Zum ersten Mal sind hier die Indígenas so massiv aufgetreten, ähnlich wie 2004 in Mumbai (Bombay) die Dalits, und sie haben gesagt, wir existieren, hört auf unsere Anliegen! Hier hat sich eine Gruppe getroffen, die sich überlegt, wie man erfolgreiche, aber weitgehend unsichtbare Initiativen bekannt machen könnte, es gibt Tausende davon. Eine Untersuchung in den USA hat gezeigt, dass dort bereits 50 Millionen Menschen jenseits der Konsumlogik leben. Das muss bekannt gemacht werden! Oder das Forum über Wissenschaft und Demokratie, das sich jetzt gebildet und ein Manifest über Gemeingüter erarbeitet hat.

Und formal?

Bisher haben die sozialen Bewegungen immer ganz am Schluss ihre Erklärung verabschiedet. Sie haben damit viel Verwirrung gestiftet, bei vielen entstand der Eindruck, das sei die offizielle Forumsposition. Diesmal haben sie ihre Erklärung schon zwei Tage vorher publik gemacht, und am Sonntag haben sie ihre Forderungen als eine von vielen Gruppen vorgestellt. Das ist ein enormer qualitativer Sprung. Natürlich wird auch jetzt im Internationalen Rat wieder der Ruf nach einem politischen Programm laut werden. Dann sagen wir: Macht es doch, aber hier wird niemand ausgeschlossen. Der Raum ist da, um geöffnet, erweitert zu werden.

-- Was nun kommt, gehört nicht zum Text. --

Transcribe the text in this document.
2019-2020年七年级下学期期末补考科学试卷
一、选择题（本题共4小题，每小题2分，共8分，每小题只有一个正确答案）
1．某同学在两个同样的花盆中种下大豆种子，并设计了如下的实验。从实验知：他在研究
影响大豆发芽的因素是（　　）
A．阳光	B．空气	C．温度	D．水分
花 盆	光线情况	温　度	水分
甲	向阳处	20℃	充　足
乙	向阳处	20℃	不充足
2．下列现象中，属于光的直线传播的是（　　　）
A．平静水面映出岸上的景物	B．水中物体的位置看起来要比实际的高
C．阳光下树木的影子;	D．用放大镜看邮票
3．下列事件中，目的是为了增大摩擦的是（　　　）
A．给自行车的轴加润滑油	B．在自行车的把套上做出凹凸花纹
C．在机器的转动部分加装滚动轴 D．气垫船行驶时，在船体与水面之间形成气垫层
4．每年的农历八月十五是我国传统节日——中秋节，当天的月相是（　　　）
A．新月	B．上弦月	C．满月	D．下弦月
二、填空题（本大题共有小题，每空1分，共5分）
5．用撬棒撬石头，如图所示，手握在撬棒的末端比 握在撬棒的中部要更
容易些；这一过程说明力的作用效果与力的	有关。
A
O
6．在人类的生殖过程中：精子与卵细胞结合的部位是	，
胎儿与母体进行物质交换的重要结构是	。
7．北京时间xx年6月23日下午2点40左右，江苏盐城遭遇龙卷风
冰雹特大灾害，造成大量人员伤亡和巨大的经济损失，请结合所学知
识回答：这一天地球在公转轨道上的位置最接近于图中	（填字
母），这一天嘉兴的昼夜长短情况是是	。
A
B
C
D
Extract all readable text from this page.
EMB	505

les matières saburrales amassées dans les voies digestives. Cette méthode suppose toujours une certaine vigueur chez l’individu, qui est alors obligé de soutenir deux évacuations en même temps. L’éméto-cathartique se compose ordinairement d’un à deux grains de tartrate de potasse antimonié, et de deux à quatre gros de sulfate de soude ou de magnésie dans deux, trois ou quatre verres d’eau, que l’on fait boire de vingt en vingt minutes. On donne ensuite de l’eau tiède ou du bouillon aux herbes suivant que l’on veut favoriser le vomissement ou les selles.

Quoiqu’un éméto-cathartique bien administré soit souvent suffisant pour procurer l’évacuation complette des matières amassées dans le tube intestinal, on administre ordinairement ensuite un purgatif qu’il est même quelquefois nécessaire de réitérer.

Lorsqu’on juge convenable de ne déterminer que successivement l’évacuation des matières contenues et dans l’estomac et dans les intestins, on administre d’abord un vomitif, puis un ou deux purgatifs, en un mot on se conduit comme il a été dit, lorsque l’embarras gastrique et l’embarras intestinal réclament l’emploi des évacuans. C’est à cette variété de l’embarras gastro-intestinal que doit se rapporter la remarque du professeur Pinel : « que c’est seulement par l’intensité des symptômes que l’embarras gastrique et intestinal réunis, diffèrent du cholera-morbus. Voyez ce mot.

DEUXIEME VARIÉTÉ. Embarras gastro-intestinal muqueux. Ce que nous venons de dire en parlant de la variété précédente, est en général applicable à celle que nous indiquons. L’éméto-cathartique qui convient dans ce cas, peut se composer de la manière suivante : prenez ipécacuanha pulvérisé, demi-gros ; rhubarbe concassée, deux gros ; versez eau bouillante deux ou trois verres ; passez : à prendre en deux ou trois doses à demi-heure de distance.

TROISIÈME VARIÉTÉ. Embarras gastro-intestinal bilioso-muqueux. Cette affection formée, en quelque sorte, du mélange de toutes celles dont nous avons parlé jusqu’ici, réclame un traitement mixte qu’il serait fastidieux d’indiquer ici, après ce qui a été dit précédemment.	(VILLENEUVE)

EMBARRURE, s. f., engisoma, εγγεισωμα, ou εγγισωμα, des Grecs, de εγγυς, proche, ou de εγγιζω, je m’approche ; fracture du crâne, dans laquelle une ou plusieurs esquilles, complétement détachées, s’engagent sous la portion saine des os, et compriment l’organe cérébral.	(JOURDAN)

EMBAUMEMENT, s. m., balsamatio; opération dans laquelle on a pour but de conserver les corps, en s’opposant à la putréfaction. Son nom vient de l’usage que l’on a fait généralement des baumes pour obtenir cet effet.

Dennoch, das war hier das brasilianischste aller Foren.

Nun, in Mumbai 2004 war es das indischste, in Nairobi 2007 das afrikanischste, das ist normal. Hier ging es ja vor allem um Amazonien, nicht um Brasilien.

Wie geht es weiter?

Höchstwahrscheinlich wird es alle zwei Jahre eine zentrale Veranstaltung geben und dazwischen regionale und thematische Foren. So ist ein Forum über Migration in Mexiko im Gespräch, und 2010 wird es wahrscheinlich wieder einen globalen Aktionstag geben, doch viel größer und besser als letztes Jahr. Jetzt ist der Vorschlag aufgetaucht, das Forum 2011 in den USA auszurichten. Brasiliens Präsident Luiz Inacio »Lula« da Silva hat zugesichert, sich in diesem Fall bei seinem US-Kollegen Barack Obama dafür einzusetzen, dass die Visumsfrage kein Problem wird.

Wie lautet Ihr Fazit?

Eine andere Welt ist nicht nur möglich, sondern dringend nötig, denn die ganze Welt durchlebt eine Phase enormer Perplexität, und die Lösungen des Forums werden mehr gehört werden denn je. Das Forum hat eine Gruppe vergessener Völker in den Fokus gerückt, die Indígenas, die Flussbewohner, die afrobrasilianischen Gemeinschaften. Die Vorschläge, die hier erarbeitet wurden, sind ausgereifter denn je.